Noise pollution: AEPB warns residents, to sanction offenders


The Abuja Environmental Protection Board, AEPB, has warned residents against noise pollution, as it has threatened to sanction violators.

Director of the board, Alhaji Kaka Ali, in a statement said that the notice was particularly to owners and operators of event centres, parks, gardens and other such facilities within the FCC.

The statement signed by the deputy director, information and communications, Mrs Janet Pen, warned members of the public against violating the directive.

AEPB in an abatement notice on noise pollution, explained that the notice was informed by the alarming rate of noise pollution emanating from such quarters and unending complaints received from residents within the areas.

“We have been inundated with complaints of indiscriminate noise pollution from event centres, parks, gardens and other facilities in the last one year.

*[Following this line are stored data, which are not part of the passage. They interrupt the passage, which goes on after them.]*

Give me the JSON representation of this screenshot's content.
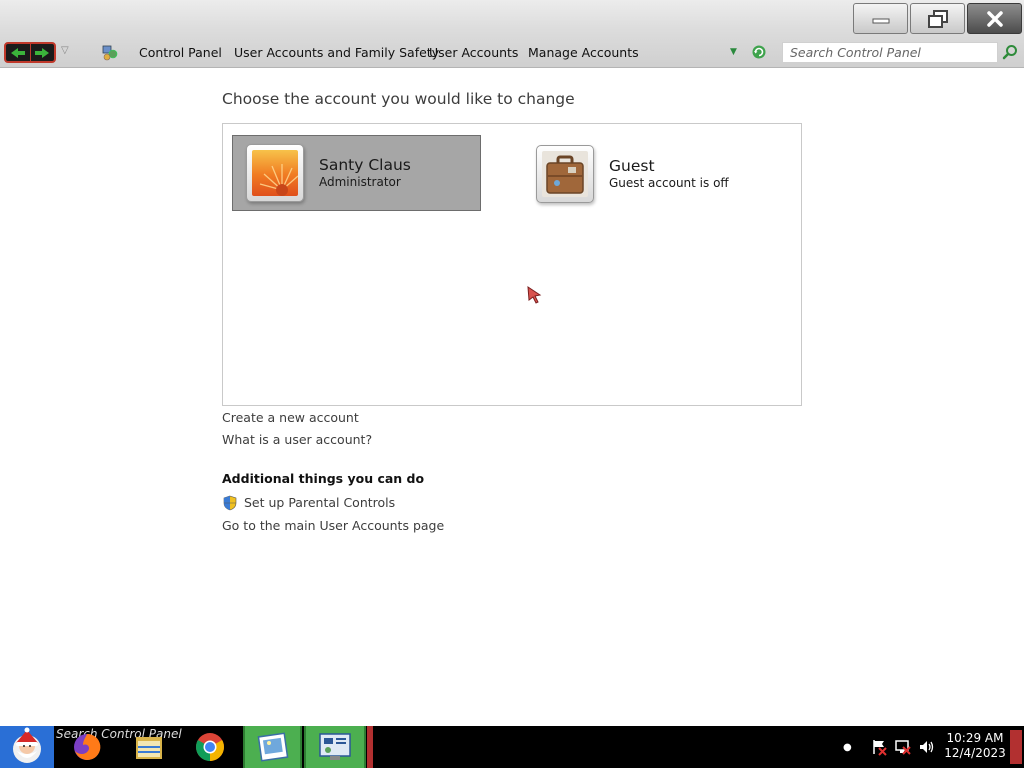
{
  "window": {
    "breadcrumb": [
      "Control Panel",
      "User Accounts and Family Safety",
      "User Accounts",
      "Manage Accounts"
    ],
    "search_placeholder": "Search Control Panel"
  },
  "main": {
    "heading": "Choose the account you would like to change",
    "accounts": [
      {
        "name": "Santy Claus",
        "role": "Administrator",
        "selected": true
      },
      {
        "name": "Guest",
        "role": "Guest account is off",
        "selected": false
      }
    ],
    "links": [
      "Create a new account",
      "What is a user account?"
    ],
    "additional": {
      "title": "Additional things you can do",
      "items": [
        "Set up Parental Controls",
        "Go to the main User Accounts page"
      ]
    }
  },
  "taskbar": {
    "search_text": "Search  Control Panel",
    "time": "10:29 AM",
    "date": "12/4/2023"
  },
  "colors": {
    "selected_tile": "#a6a6a6",
    "taskbar": "#000000",
    "active_task": "#4caf50",
    "accent_red": "#b23030"
  }
}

We can no longer tolerate it.

“We are stating in very strong terms that the nuisance of noise pollution contravenes both national regulations on acceptable noise levels, and the provisions of AEPB Act, which prohibits any noise that disturbs the neighbourhood.

“This is not the first time we are issuing such notice to the public, but it appears that some people have formed a habit of ignoring them,” he lamented.

Furthermore, the AEPB director revealed that the board had sensitised those identified to be involved in raising the noise level beyond the minimum standard in the past.

According to him, “this is why we are issuing this final notice to them as a warning that subsequent contravention will attract stiff penalty in accordance to extant law.

“Section 21 of AEPB Act 10 of 1997, states that any person who operates a grinding machine other than in area designated for that purpose or plays music in a manner which constitutes nuisance to neighbours is causing noise pollution.

“Also, anyone who makes noise through the use of external bells, loudspeakers or produces smoke to a level dangerous to human health is guilty of an offence.

“So, such person is liable on conviction to make payment of a fine, imprisonment or a combination of both as the case may be.”

Ali added that there was a minimum decibel set for residential areas by National Environmental Standards and Regulations Enforcement Agency.

He explained that noise pollution posed serious health risks, particularly to those who are sick, recuperating at home or elderly and infant populations, adding that the board had received complaints from people who had developed high blood pressure and migraine as a result of noise pollution from their neighbours.